En esas líneas se dice por ejemplo que los
masones "maquinan abiertamente y en público
la ruina de la Santa Iglesia", que "hablan
continuamente de su empeño por la
civilización" (¿les suena?), que "se trabaja
tenazmente para anular en la sociedad toda
ingerencia del magisterio y autoridad de la
Iglesia, con persecuciones y ofensas", que
"la única educación que a los masones
agrada, es la que llaman laica,
independiente, libre; es decir
que excluya toda idea religiosa", que "hubo
en la secta masónica quien dijo públicamente
y propuso que ha de procurarse con
persuasión y maña que la multitud se sacie
de la innumerable licencia de los vicios, en
la seguridad que así la tendrán sujeta a su
arbitrio para atreverse a todo", que
"apresuradamente se corre a cambiar la
naturaleza del matrimonio en unión inestable
y pasajera", o que "comenzaron a influir
sobremanera en los Gobiernos".
Desde 1884 hasta hoy ha llovido mucho, pero
debo reconocer que lo apuntado más arriba me
trae a la cabeza un no se qué de actualidad
que queda balbuciendo, un atisbo de
demasiadas coincidencias. Y uno hace tiempo
que ha dejado de creer en las casualidades.

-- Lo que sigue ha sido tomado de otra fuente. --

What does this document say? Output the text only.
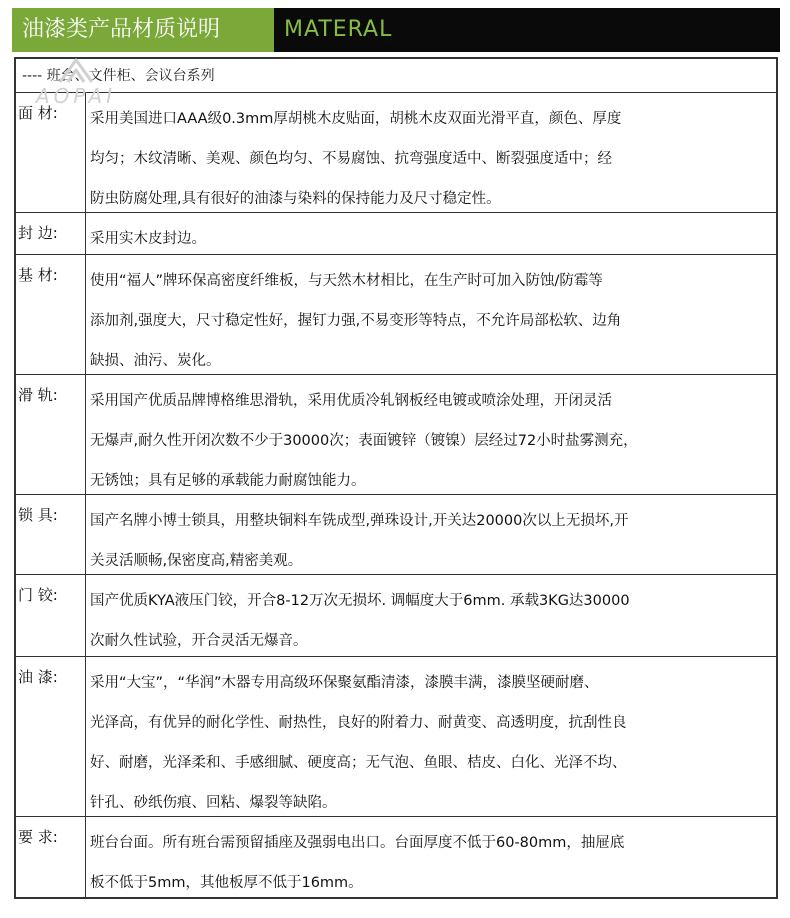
油漆类产品材质说明	MATERAL
---- 班台、文件柜、会议台系列
面 材: 采用美国进口AAA级0.3mm厚胡桃木皮贴面，胡桃木皮双面光滑平直，颜色、厚度
均匀；木纹清晰、美观、颜色均匀、不易腐蚀、抗弯强度适中、断裂强度适中；经
防虫防腐处理,具有很好的油漆与染料的保持能力及尺寸稳定性。
封 边: 采用实木皮封边。
基 材: 使用“福人”牌环保高密度纤维板，与天然木材相比，在生产时可加入防蚀/防霉等
添加剂,强度大，尺寸稳定性好，握钉力强,不易变形等特点，不允许局部松软、边角
缺损、油污、炭化。
滑 轨: 采用国产优质品牌博格维思滑轨，采用优质冷轧钢板经电镀或喷涂处理，开闭灵活
无爆声,耐久性开闭次数不少于30000次；表面镀锌（镀镍）层经过72小时盐雾测充，
无锈蚀；具有足够的承载能力耐腐蚀能力。
锁 具: 国产名牌小博士锁具，用整块铜料车铣成型,弹珠设计,开关达20000次以上无损坏,开
关灵活顺畅,保密度高,精密美观。
门 铰: 国产优质KYA液压门铰，开合8-12万次无损坏. 调幅度大于6mm. 承载3KG达30000
次耐久性试验，开合灵活无爆音。
油 漆: 采用“大宝”，“华润”木器专用高级环保聚氨酯清漆，漆膜丰满，漆膜坚硬耐磨、
光泽高，有优异的耐化学性、耐热性，良好的附着力、耐黄变、高透明度，抗刮性良
好、耐磨，光泽柔和、手感细腻、硬度高；无气泡、鱼眼、桔皮、白化、光泽不均、
针孔、砂纸伤痕、回粘、爆裂等缺陷。
要 求: 班台台面。所有班台需预留插座及强弱电出口。台面厚度不低于60-80mm，抽屉底
板不低于5mm，其他板厚不低于16mm。
AOPAI
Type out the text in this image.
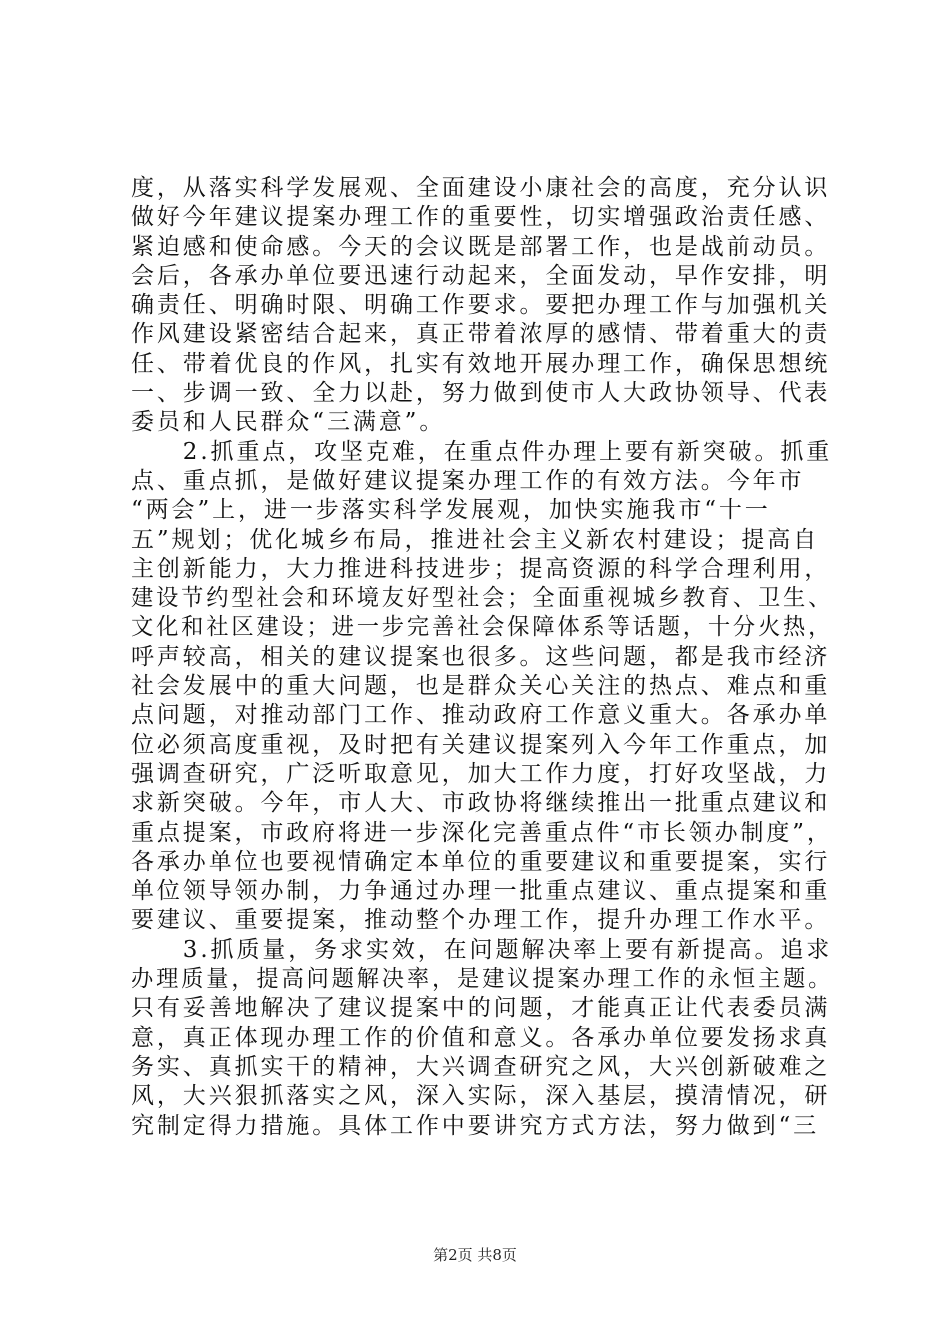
度，从落实科学发展观、全面建设小康社会的高度，充分认识
做好今年建议提案办理工作的重要性，切实增强政治责任感、
紧迫感和使命感。今天的会议既是部署工作，也是战前动员。
会后，各承办单位要迅速行动起来，全面发动，早作安排，明
确责任、明确时限、明确工作要求。要把办理工作与加强机关
作风建设紧密结合起来，真正带着浓厚的感情、带着重大的责
任、带着优良的作风，扎实有效地开展办理工作，确保思想统
一、步调一致、全力以赴，努力做到使市人大政协领导、代表
委员和人民群众“三满意”。
　　2.抓重点，攻坚克难，在重点件办理上要有新突破。抓重
点、重点抓，是做好建议提案办理工作的有效方法。今年市
“两会”上，进一步落实科学发展观，加快实施我市“十一
五”规划；优化城乡布局，推进社会主义新农村建设；提高自
主创新能力，大力推进科技进步；提高资源的科学合理利用，
建设节约型社会和环境友好型社会；全面重视城乡教育、卫生、
文化和社区建设；进一步完善社会保障体系等话题，十分火热，
呼声较高，相关的建议提案也很多。这些问题，都是我市经济
社会发展中的重大问题，也是群众关心关注的热点、难点和重
点问题，对推动部门工作、推动政府工作意义重大。各承办单
位必须高度重视，及时把有关建议提案列入今年工作重点，加
强调查研究，广泛听取意见，加大工作力度，打好攻坚战，力
求新突破。今年，市人大、市政协将继续推出一批重点建议和
重点提案，市政府将进一步深化完善重点件“市长领办制度”，
各承办单位也要视情确定本单位的重要建议和重要提案，实行
单位领导领办制，力争通过办理一批重点建议、重点提案和重
要建议、重要提案，推动整个办理工作，提升办理工作水平。
　　3.抓质量，务求实效，在问题解决率上要有新提高。追求
办理质量，提高问题解决率，是建议提案办理工作的永恒主题。
只有妥善地解决了建议提案中的问题，才能真正让代表委员满
意，真正体现办理工作的价值和意义。各承办单位要发扬求真
务实、真抓实干的精神，大兴调查研究之风，大兴创新破难之
风，大兴狠抓落实之风，深入实际，深入基层，摸清情况，研
究制定得力措施。具体工作中要讲究方式方法，努力做到“三
第2页 共8页
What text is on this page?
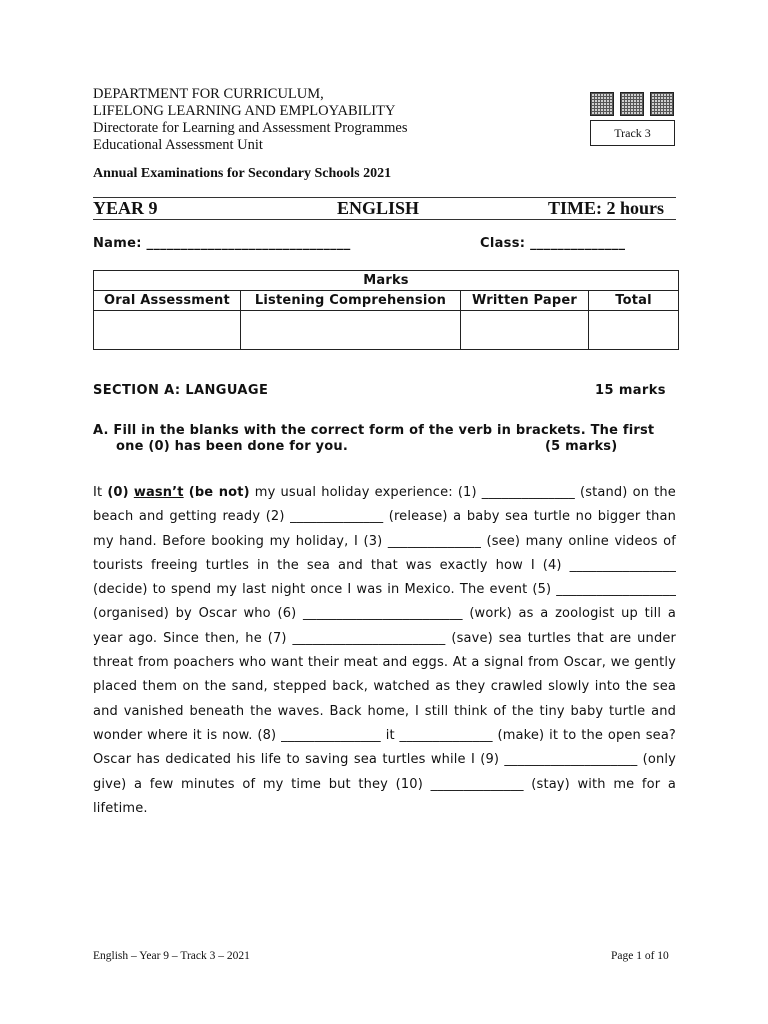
DEPARTMENT FOR CURRICULUM,
LIFELONG LEARNING AND EMPLOYABILITY
Directorate for Learning and Assessment Programmes
Educational Assessment Unit
Track 3
Annual Examinations for Secondary Schools 2021
YEAR 9	ENGLISH	TIME: 2 hours
Name: ______________________________	Class: ______________
Marks			
Oral Assessment	Listening Comprehension	Written Paper	Total

SECTION A: LANGUAGE	15 marks
A. Fill in the blanks with the correct form of the verb in brackets. The first
one (0) has been done for you.	(5 marks)
It (0) wasn’t (be not) my usual holiday experience: (1) ______________ (stand) on the beach and getting ready (2) ______________ (release) a baby sea turtle no bigger than my hand. Before booking my holiday, I (3) ______________ (see) many online videos of tourists freeing turtles in the sea and that was exactly how I (4) ________________ (decide) to spend my last night once I was in Mexico. The event (5) __________________ (organised) by Oscar who (6) ________________________ (work) as a zoologist up till a year ago. Since then, he (7) _______________________ (save) sea turtles that are under threat from poachers who want their meat and eggs. At a signal from Oscar, we gently placed them on the sand, stepped back, watched as they crawled slowly into the sea and vanished beneath the waves. Back home, I still think of the tiny baby turtle and wonder where it is now. (8) _______________ it ______________ (make) it to the open sea? Oscar has dedicated his life to saving sea turtles while I (9) ____________________ (only give) a few minutes of my time but they (10) ______________ (stay) with me for a lifetime.
English – Year 9 – Track 3 – 2021	Page 1 of 10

Yo no sé si José Luis Rodríguez Zapatero es
masón o no (Ricardo de la Cierva dice que lo
es, y que lo tiene documentado). Pero lo que
si sé es que actúa como tal, que lo parece,
con una política radical y sectaria, que no
es precisamente lo mismo que una política
honesta de izquierdas o socialdemócrata, si
es que esto es todavía posible. No gobierna
para todos -el bien común-, gobierna para
los suyos, exclusivamente. Incluso para si
mismo. Y sus melifluos gestos de gobernante
novel no responden a sus palabras jamás.
Debiera recordar lo de Gracián (un jesuita,
vaya por Dios): "Malo es, no teniendo
palabra buena, no tener obra mala; peor, no
teniendo palabra mala, no tener obra buena".
Sí, tengo la convicción -como muchos otros
ciudadanos- de que la masonería tiene un
peso importante en la ejecutoria de este
pálido gobierno. Y yo me lo tomo en serio.
Por cristiano y porque amo a mi país. Y
porque estoy hasta las ñatas de tanto huevón
irreverente mangoneando con mis impuestos.